AG explains ConCourt role in minister’s case.

Wed, 23 Nov 2016 13:32:58 +0000

MY ROLE as Attorney General is not to get money from the State but to ensure that justice is served without discrimination, State Counsel Likando Kalaluka has said.

Mr Kalaluka yesterday told the Constitutional Court this during his application for the court to amend its own judgment that ministers should not pay back emoluments obtained during the period they stayed in office after the dissolution of parliament in May 9, 2016.

State Counsel Kalaluka argued that there was nothing in the Constitution that limited the Constitutional Court mandate to hear its own judgment. He said he does not subscribe to arguments that the court was in any way subordinate to the High Court in addressing issues pertaining to the Bill of Rights.
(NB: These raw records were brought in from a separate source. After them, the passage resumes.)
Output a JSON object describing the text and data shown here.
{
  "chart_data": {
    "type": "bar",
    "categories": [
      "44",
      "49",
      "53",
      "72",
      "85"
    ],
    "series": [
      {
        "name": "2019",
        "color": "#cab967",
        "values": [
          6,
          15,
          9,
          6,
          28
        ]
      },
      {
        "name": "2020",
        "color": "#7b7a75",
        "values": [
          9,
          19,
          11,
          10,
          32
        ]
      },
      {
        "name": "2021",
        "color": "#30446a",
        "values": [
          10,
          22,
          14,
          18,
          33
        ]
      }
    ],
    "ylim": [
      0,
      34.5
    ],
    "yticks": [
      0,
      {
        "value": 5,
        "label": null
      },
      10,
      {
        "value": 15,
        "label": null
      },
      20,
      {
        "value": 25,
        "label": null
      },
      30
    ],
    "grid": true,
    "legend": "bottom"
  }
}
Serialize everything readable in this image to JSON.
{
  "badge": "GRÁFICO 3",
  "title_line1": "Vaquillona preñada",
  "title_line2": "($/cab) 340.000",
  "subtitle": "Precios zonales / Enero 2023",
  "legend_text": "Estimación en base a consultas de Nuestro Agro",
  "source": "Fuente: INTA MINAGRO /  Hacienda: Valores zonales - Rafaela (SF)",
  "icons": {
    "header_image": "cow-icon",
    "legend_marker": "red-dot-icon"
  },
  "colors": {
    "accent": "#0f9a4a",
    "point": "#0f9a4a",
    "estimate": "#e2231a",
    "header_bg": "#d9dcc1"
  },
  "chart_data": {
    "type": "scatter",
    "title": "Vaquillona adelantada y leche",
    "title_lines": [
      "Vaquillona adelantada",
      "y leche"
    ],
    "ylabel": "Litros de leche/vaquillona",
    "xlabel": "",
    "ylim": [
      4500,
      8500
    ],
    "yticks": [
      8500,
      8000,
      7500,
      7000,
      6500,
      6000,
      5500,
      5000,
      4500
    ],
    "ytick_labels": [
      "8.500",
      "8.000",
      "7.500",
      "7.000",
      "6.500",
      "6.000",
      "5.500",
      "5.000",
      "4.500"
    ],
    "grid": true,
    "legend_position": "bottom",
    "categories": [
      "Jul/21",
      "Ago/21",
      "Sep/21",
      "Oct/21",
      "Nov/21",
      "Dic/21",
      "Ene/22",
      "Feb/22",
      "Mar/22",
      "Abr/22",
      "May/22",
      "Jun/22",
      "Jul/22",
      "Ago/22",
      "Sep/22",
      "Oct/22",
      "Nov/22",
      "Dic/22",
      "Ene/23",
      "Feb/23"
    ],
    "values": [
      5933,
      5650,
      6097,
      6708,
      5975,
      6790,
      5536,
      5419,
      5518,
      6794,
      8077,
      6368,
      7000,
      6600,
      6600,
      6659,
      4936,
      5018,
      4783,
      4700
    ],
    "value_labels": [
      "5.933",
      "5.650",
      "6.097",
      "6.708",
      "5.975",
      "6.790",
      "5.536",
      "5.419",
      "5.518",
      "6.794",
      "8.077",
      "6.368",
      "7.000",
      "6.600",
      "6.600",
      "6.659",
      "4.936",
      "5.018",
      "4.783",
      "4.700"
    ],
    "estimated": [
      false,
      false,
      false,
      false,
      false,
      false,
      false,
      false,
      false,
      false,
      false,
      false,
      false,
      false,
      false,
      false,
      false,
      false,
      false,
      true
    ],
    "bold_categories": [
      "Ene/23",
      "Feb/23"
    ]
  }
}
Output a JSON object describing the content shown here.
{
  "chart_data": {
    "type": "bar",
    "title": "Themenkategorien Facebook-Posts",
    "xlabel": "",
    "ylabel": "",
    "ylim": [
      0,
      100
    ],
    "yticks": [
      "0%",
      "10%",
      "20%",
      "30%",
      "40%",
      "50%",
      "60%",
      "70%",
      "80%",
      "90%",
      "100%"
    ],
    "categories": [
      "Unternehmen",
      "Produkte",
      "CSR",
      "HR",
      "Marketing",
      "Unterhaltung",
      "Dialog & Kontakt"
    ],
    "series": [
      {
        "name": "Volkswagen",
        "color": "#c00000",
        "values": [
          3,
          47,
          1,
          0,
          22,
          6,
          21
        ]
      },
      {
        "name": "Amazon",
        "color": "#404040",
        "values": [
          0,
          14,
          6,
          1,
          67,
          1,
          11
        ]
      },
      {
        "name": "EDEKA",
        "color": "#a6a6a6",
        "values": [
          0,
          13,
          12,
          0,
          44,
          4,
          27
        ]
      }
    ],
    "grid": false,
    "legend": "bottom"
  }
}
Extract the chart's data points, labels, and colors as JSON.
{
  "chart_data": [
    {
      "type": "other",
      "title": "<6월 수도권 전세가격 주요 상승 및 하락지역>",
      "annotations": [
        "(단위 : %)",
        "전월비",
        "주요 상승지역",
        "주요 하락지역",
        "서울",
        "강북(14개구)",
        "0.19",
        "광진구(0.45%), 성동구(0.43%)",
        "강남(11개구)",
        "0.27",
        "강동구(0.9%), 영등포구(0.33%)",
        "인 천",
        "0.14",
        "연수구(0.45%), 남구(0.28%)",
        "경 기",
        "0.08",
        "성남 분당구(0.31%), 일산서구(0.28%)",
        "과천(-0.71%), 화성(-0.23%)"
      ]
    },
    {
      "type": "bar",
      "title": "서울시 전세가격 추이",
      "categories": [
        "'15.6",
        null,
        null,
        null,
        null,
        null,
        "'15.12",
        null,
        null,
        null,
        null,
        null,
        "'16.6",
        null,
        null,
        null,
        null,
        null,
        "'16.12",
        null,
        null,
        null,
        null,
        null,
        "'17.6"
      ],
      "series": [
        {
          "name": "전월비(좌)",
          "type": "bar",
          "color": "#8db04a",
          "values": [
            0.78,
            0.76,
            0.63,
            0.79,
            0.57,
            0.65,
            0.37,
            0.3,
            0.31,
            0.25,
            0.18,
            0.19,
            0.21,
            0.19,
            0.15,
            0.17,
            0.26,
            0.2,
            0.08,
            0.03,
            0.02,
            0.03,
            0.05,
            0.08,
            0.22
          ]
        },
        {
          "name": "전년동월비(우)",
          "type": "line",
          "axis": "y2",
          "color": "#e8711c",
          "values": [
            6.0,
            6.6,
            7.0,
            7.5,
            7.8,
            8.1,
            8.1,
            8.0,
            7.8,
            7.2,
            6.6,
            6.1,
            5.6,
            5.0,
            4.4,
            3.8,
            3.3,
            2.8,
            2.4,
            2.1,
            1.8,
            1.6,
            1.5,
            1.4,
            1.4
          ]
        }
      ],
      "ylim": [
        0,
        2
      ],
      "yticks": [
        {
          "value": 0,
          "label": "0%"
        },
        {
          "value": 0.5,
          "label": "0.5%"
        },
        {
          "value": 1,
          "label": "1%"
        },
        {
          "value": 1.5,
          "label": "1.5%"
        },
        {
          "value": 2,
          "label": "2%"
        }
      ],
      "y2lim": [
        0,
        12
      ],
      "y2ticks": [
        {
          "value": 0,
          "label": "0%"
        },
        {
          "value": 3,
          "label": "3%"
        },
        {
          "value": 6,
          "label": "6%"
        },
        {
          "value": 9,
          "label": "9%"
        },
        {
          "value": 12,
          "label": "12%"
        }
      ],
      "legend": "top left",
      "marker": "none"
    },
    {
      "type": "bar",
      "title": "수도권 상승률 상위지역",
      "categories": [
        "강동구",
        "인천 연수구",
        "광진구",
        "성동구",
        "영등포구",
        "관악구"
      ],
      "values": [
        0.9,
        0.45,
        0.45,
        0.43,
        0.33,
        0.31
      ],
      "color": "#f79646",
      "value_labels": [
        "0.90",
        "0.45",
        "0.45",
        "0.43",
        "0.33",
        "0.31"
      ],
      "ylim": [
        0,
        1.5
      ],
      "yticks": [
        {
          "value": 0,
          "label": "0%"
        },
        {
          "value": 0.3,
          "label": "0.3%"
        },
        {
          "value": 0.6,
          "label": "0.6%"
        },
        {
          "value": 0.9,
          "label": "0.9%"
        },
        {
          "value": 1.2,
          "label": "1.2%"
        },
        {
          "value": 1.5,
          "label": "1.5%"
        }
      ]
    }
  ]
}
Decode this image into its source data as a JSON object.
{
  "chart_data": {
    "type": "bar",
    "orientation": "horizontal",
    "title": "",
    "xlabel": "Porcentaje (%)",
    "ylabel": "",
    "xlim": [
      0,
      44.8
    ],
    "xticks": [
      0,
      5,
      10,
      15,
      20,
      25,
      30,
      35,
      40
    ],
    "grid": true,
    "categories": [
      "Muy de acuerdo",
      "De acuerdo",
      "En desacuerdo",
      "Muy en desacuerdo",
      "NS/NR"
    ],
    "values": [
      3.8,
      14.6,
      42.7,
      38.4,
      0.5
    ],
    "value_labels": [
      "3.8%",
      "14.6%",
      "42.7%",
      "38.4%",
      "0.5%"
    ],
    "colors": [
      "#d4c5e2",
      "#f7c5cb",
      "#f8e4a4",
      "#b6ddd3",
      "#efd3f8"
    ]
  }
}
He said the Zambian Constitution does not say the Constitutional Court was final except that it would not be appealable to the Supreme Court. He said the court should therefore not refuse to hear the matter as it would limit its own mandate to allow for the development of the law.

“This court has a mandate to allow the development of the law. And if the court refused to hear the matter it means there will be no development of the law,” he said.

He was responding to Law Association of Zambia lawyer, John Sangwa, SC, who argued that the AG was wrongly before the court as a public officer representing private individuals. He said the former ministers had the right to move court as individuals or as a group and not through the office of the Attorney General who was a public officer.

He said there was nowhere in the law that allowed the AG to represent private individuals as was in the matter before the Constitutional Court.

LAZ and UPND secretary general Stephen Katuka won a petition against the continued stay in office of ministers which the Constitutional Court ruled was illegal, ordering them to pay back all emoluments received during the almost three months in office.

And UPND lawyer Keith Mweemba accused the Attorney General of putting himself at risk of creating a criminal offence as his application was against public interest to fight the order of the court.

Mr Mweemba said the AG could not hold any office other than that of a public officer and could not be allowed to represent private individuals.